Выстрел. Нет, и второй выстрел не убил ее, но второй глаз также оказался закрытым навсегда. Она кричала сильнее, но уже не пыталась вырваться, вынося земные страдания как истинная христианка. Все тлен. Екатерина Милославская выглядела очень красиво. Лицо, залитое кровью, искаженное от боли, страха, отчаяния и близости смерти, с двумя красными изуродованными жерлами вместо глаз, вот он – эталон красоты.

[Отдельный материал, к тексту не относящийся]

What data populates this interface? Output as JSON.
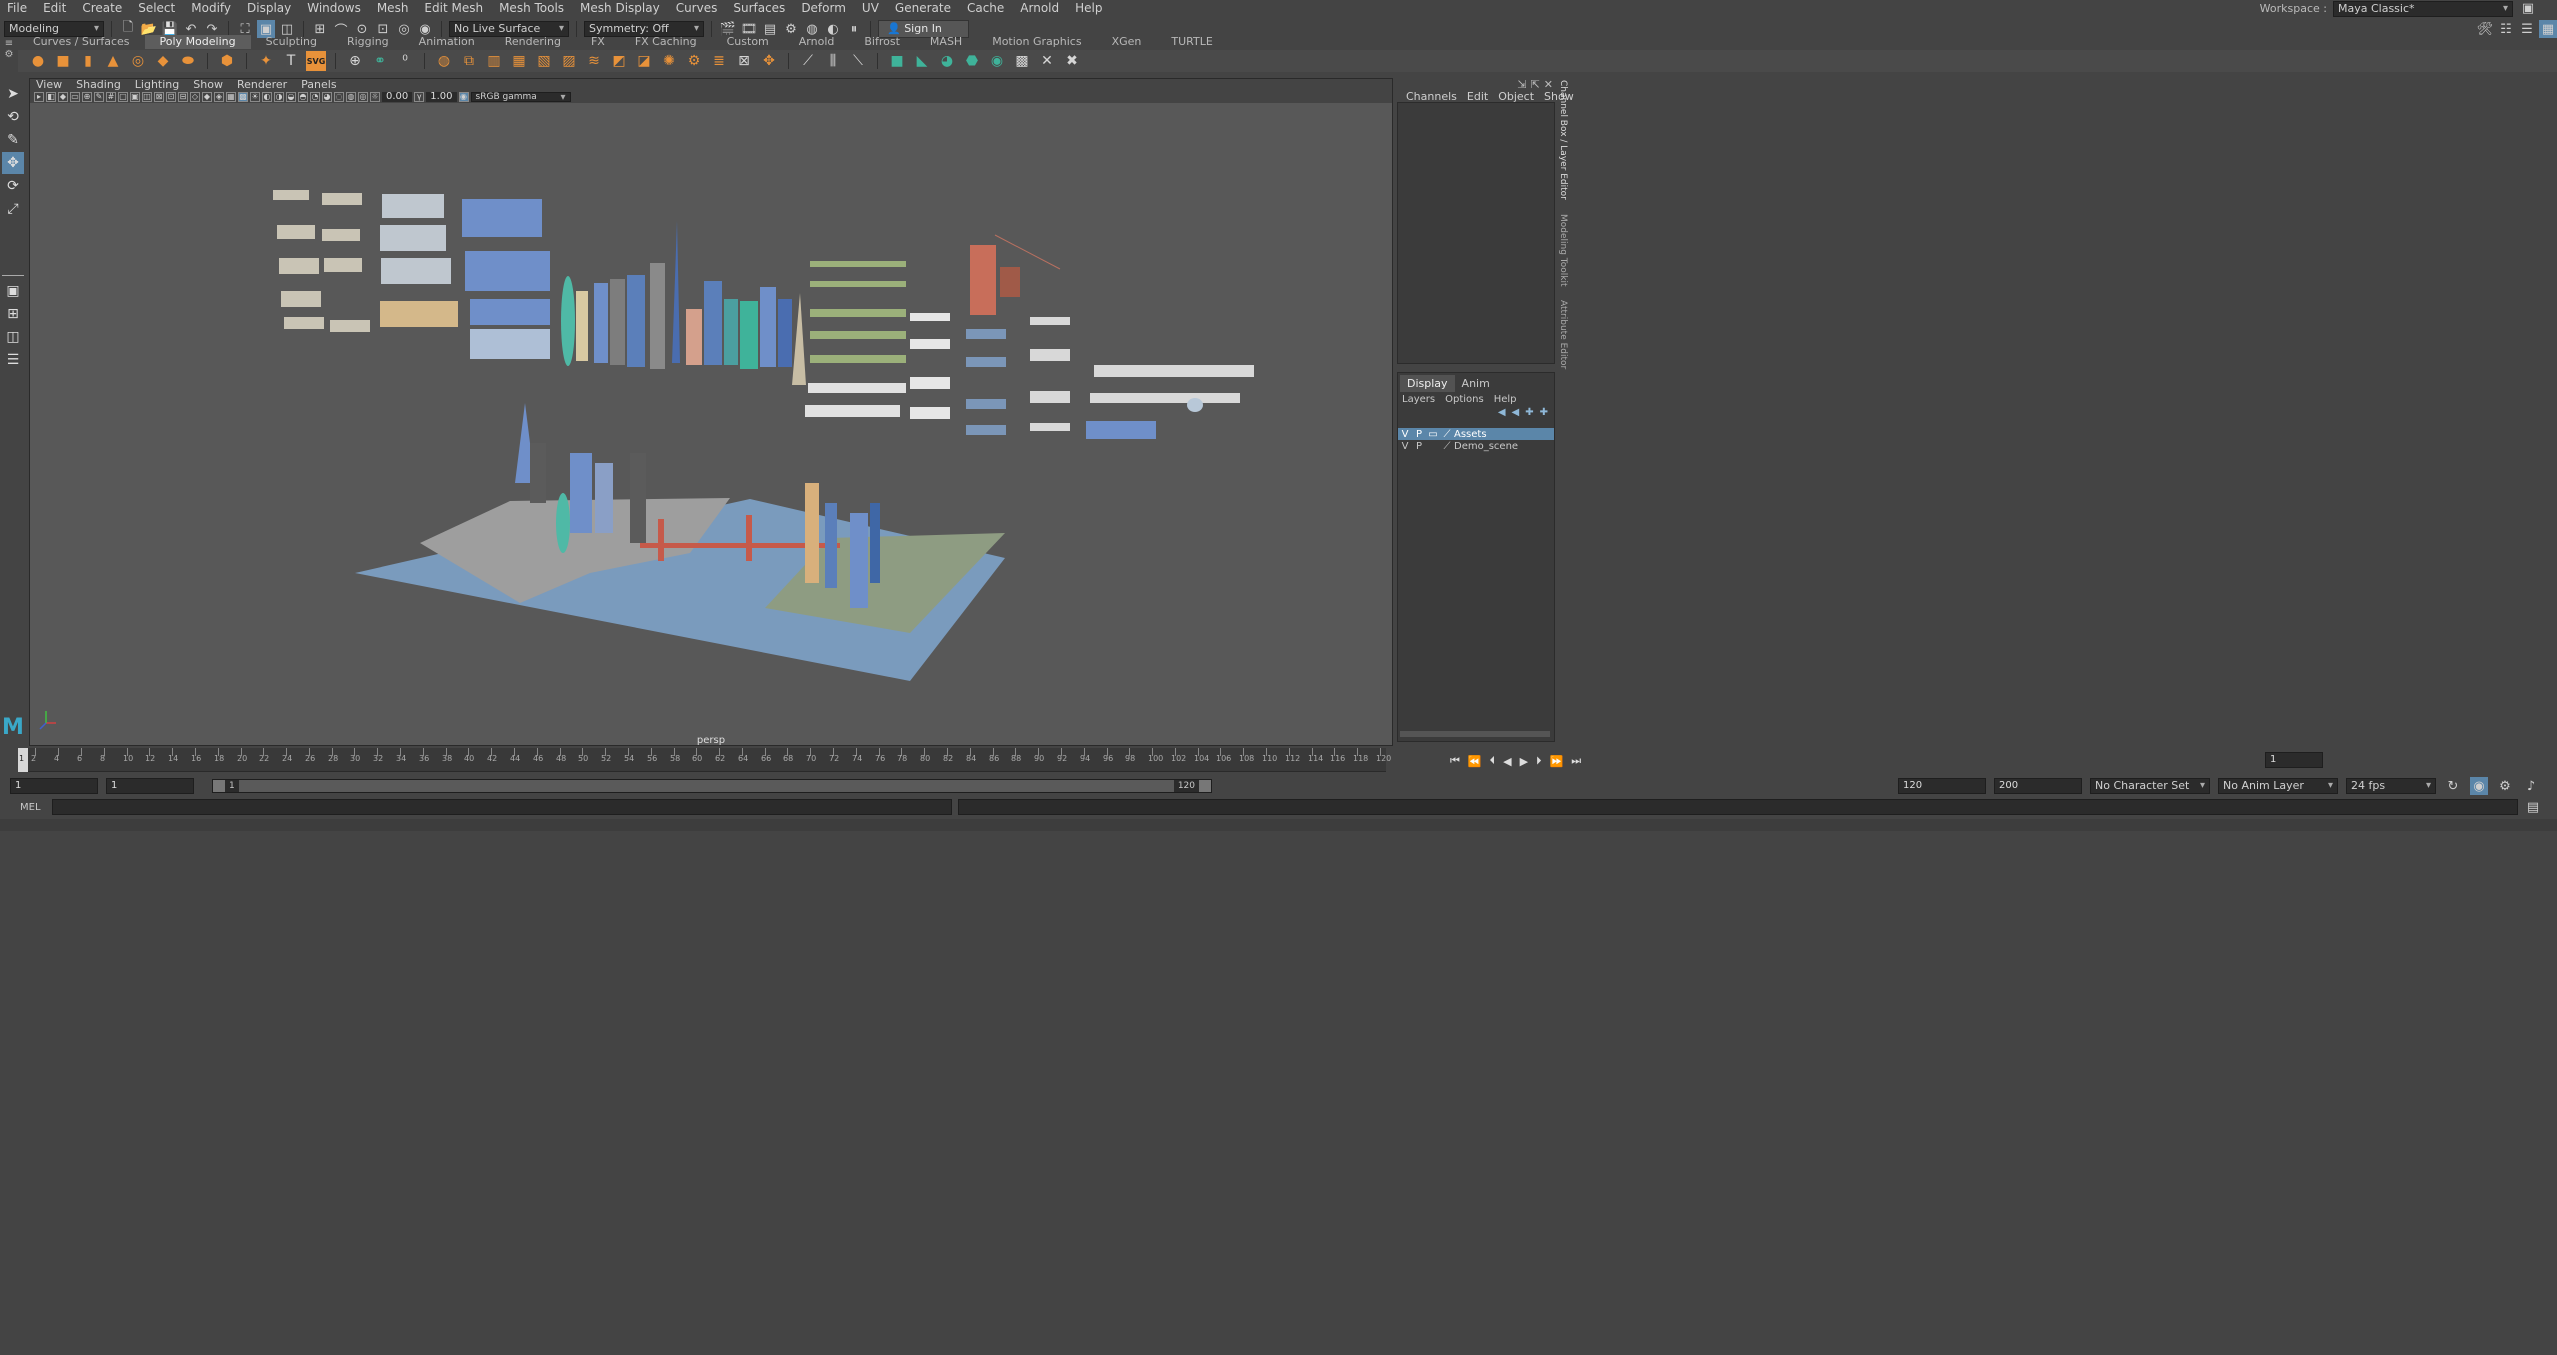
{
  "menubar": {
    "items": [
      "File",
      "Edit",
      "Create",
      "Select",
      "Modify",
      "Display",
      "Windows",
      "Mesh",
      "Edit Mesh",
      "Mesh Tools",
      "Mesh Display",
      "Curves",
      "Surfaces",
      "Deform",
      "UV",
      "Generate",
      "Cache",
      "Arnold",
      "Help"
    ],
    "workspace_label": "Workspace :",
    "workspace_value": "Maya Classic*"
  },
  "statusline": {
    "mode": "Modeling",
    "live_surface": "No Live Surface",
    "symmetry": "Symmetry: Off",
    "sign_in": "Sign In"
  },
  "shelf": {
    "tabs": [
      "Curves / Surfaces",
      "Poly Modeling",
      "Sculpting",
      "Rigging",
      "Animation",
      "Rendering",
      "FX",
      "FX Caching",
      "Custom",
      "Arnold",
      "Bifrost",
      "MASH",
      "Motion Graphics",
      "XGen",
      "TURTLE"
    ],
    "active_tab": "Poly Modeling",
    "svg_label": "SVG"
  },
  "viewport": {
    "menus": [
      "View",
      "Shading",
      "Lighting",
      "Show",
      "Renderer",
      "Panels"
    ],
    "exposure": "0.00",
    "gamma": "1.00",
    "color_space": "sRGB gamma",
    "camera": "persp"
  },
  "channelbox": {
    "menus": [
      "Channels",
      "Edit",
      "Object",
      "Show"
    ],
    "layer_tabs": [
      "Display",
      "Anim"
    ],
    "layer_menus": [
      "Layers",
      "Options",
      "Help"
    ],
    "layers": [
      {
        "v": "V",
        "p": "P",
        "name": "Assets",
        "selected": true
      },
      {
        "v": "V",
        "p": "P",
        "name": "Demo_scene",
        "selected": false
      }
    ],
    "side_tabs": [
      "Channel Box / Layer Editor",
      "Modeling Toolkit",
      "Attribute Editor"
    ]
  },
  "timeline": {
    "ticks": [
      "2",
      "4",
      "6",
      "8",
      "10",
      "12",
      "14",
      "16",
      "18",
      "20",
      "22",
      "24",
      "26",
      "28",
      "30",
      "32",
      "34",
      "36",
      "38",
      "40",
      "42",
      "44",
      "46",
      "48",
      "50",
      "52",
      "54",
      "56",
      "58",
      "60",
      "62",
      "64",
      "66",
      "68",
      "70",
      "72",
      "74",
      "76",
      "78",
      "80",
      "82",
      "84",
      "86",
      "88",
      "90",
      "92",
      "94",
      "96",
      "98",
      "100",
      "102",
      "104",
      "106",
      "108",
      "110",
      "112",
      "114",
      "116",
      "118",
      "120"
    ],
    "current_frame": "1",
    "frame_field": "1"
  },
  "range": {
    "start": "1",
    "start2": "1",
    "slider_start": "1",
    "slider_end": "120",
    "end": "120",
    "end2": "200",
    "character_set": "No Character Set",
    "anim_layer": "No Anim Layer",
    "fps": "24 fps"
  },
  "cmdline": {
    "label": "MEL"
  },
  "colors": {
    "accent": "#5b86a9",
    "shelf_orange": "#e8923a",
    "water": "#7a9bbd"
  }
}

Я улыбался, завороженный, но понимал, что пора заканчивать. Я перезарядил, подошел ближе и выстрелил в висок. К этому моменту она уже плохо соображала и больше кричала, нежели говорила нечто членораздельное. После третьего выстрела она сразу затихла, но еще подергивалась. Я выстрелил четвертый и пятый раз – висок превратился в сплошную изодранную поверхность.
Я стоял и с наслаждением смотрел на нее. Милославская умерла, и умерла в мучениях. И это было для меня гораздо приятнее всего сегодняшнего дня. Я вышел из камеры, стараясь ни о чем не думать, но грудь моя была полна чувства восторга от самого факта смерти, которую я произвел так великолепно.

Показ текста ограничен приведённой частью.